Wednesday, December 25, 2019

Alison Stone's "Being Born"

Alison Stone is Professor of Philosophy at Lancaster University. Her books include: Petrified Intelligence: Nature in Hegel's Philosophy (2004), Luce Irigaray and the Philosophy of Sexual Difference (2006), An Introduction to Feminist Philosophy (2007), Feminism, Psychoanalysis, and Maternal Subjectivity (2011) and The Value of Popular Music (2016). She is also editor of The Edinburgh Critical History of Nineteenth-Century Philosophy (2011) and co-editor of The Routledge Companion to Feminist Philosophy (2017).

Stone applied the “Page 99 Test” to her latest book, Being Born: Birth and Philosophy, and reported the following:
Page 99 is in the middle of chapter 3 of the book. The page moves – swiftly! – through Hegel’s, then Marx’s, then Heidegger’s views of human social relationships and human sociality. Then I assess them:
Hegel, Marx and Heidegger all offer insights here, but those insights can be enriched by taking account of the formative impact of our early relationships. Whether we belong to a shared community spirit or set of social production relations or world of practical involvements, we come to belong to and participate in them from birth onwards. We do not spring into existence as full-fledged adults but enter into shared ways of life through a temporal and developmental process. Through this process we receive and inherit from others, and learn to participate with others in, a pre-existing communal spirit, or set of production relations, or network of shared involvements—or something of all these.
The page 99 test works here reasonably well, if not perfectly. In the book overall, I argue that philosophers haven’t paid much attention to the fact that we are born, and I explore some ways that human existence looks different once we take being born into account. Page 99 fits in, since I’m pointing out that Hegel, Marx and Heidegger’s views of sociality omit birth and could have benefited from taking account of it.

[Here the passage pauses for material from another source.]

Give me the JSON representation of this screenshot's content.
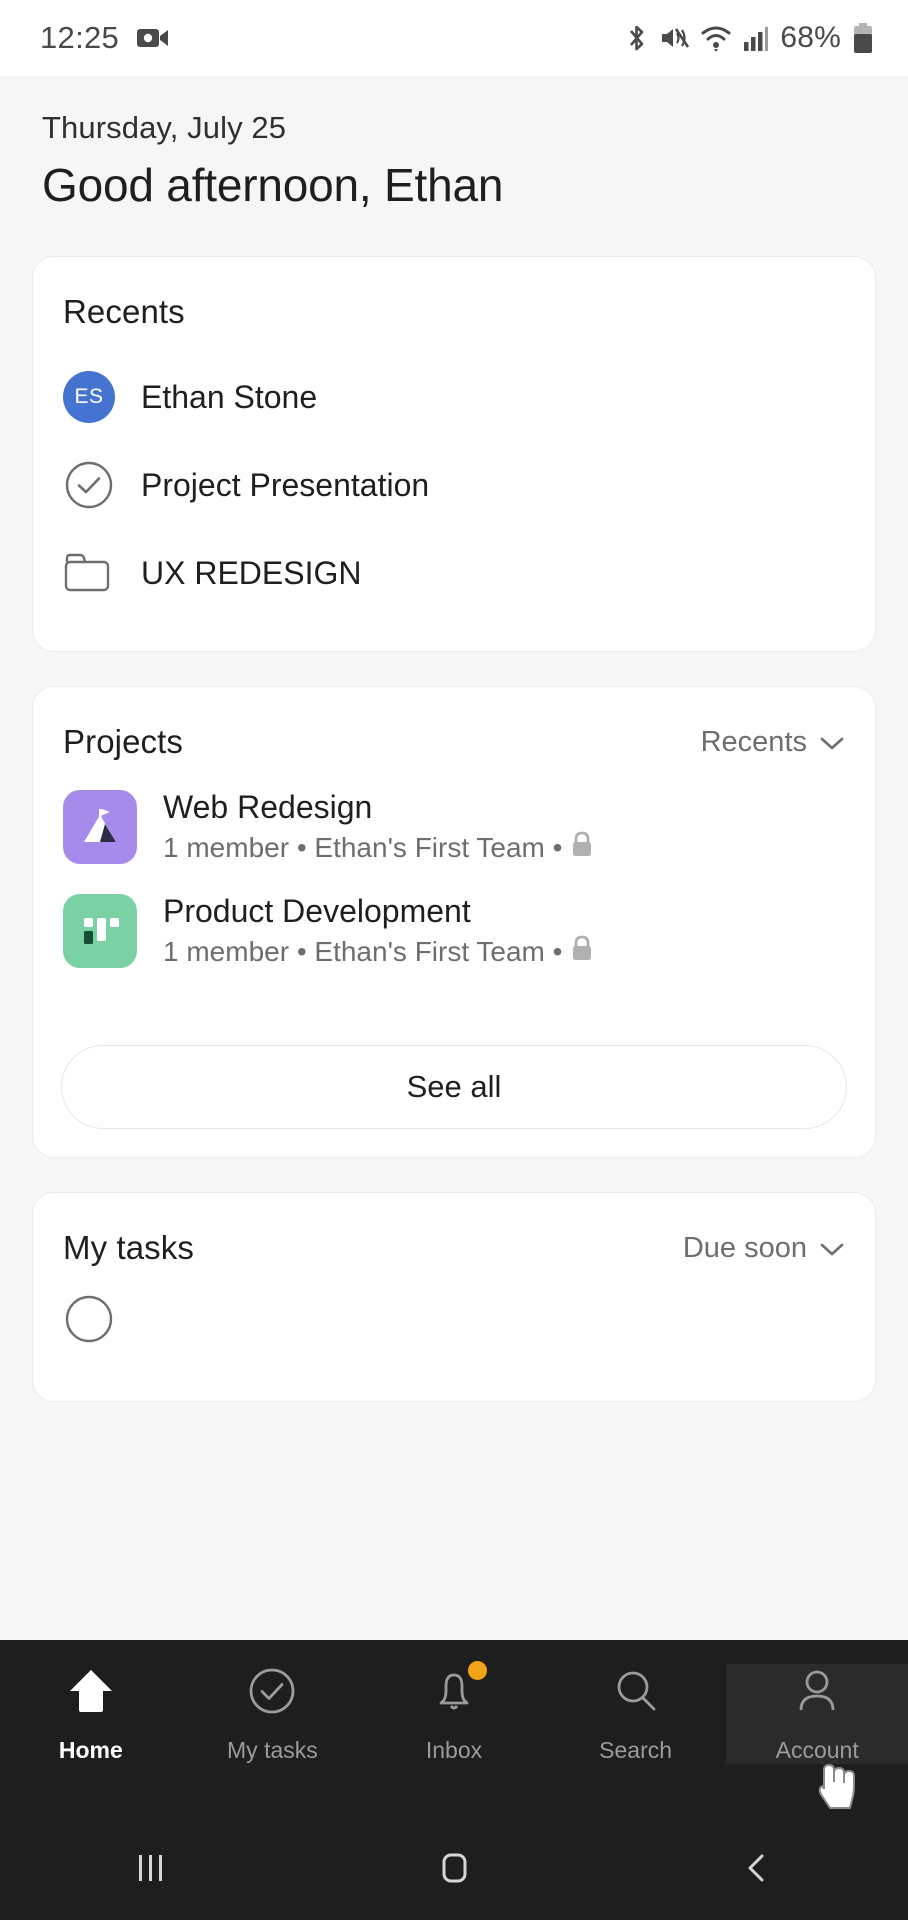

Also, I explain Heidegger’s view of shared networks of meaning surrounding practical tasks and objects with an example about building a run for my rabbits – nice to see them getting centre stage!

I think the reader can get a sense from page 99 that I try to explain philosophical theories in everyday language, and to draw lots of disparate philosophical ideas together to bring them to bear on birth.

This page might, though, give the impression that I dwell heavily on ‘the great’ philosophers – the canon of mainly male, white, European authors. But actually some of my most important influences are recent female and feminist authors and I want to open up philosophy beyond the canon. That said, I do spend quite some time with the classic existentialists including Sartre and Heidegger – so this page again reflects that.

In another way, too, page 99 is revealing about what I’m doing in this book more broadly. I argue that, being born, we begin life as helpless, dependent babies and infants who remain heavily dependent on adult care and education throughout childhood and beyond. Hence my claim on page 99 that we receive cultural traditions and practices from adults in the corners of the world we’ve been born into, and that we inherit cultures from generations before us.

I argue in Being Born that we’ve over-valued autonomy, agency, and independence compared to dependency, reception, and inheritance. We’ve over-stressed the individual’s agency to shape his or her life. By comparison, we’ve neglected the extent to which individuals receive cultural frameworks of meaning and value from others, and only learn to exercise agency and creativity by navigating within these prior frameworks. As we are born, we receive first and only second do we become able to create.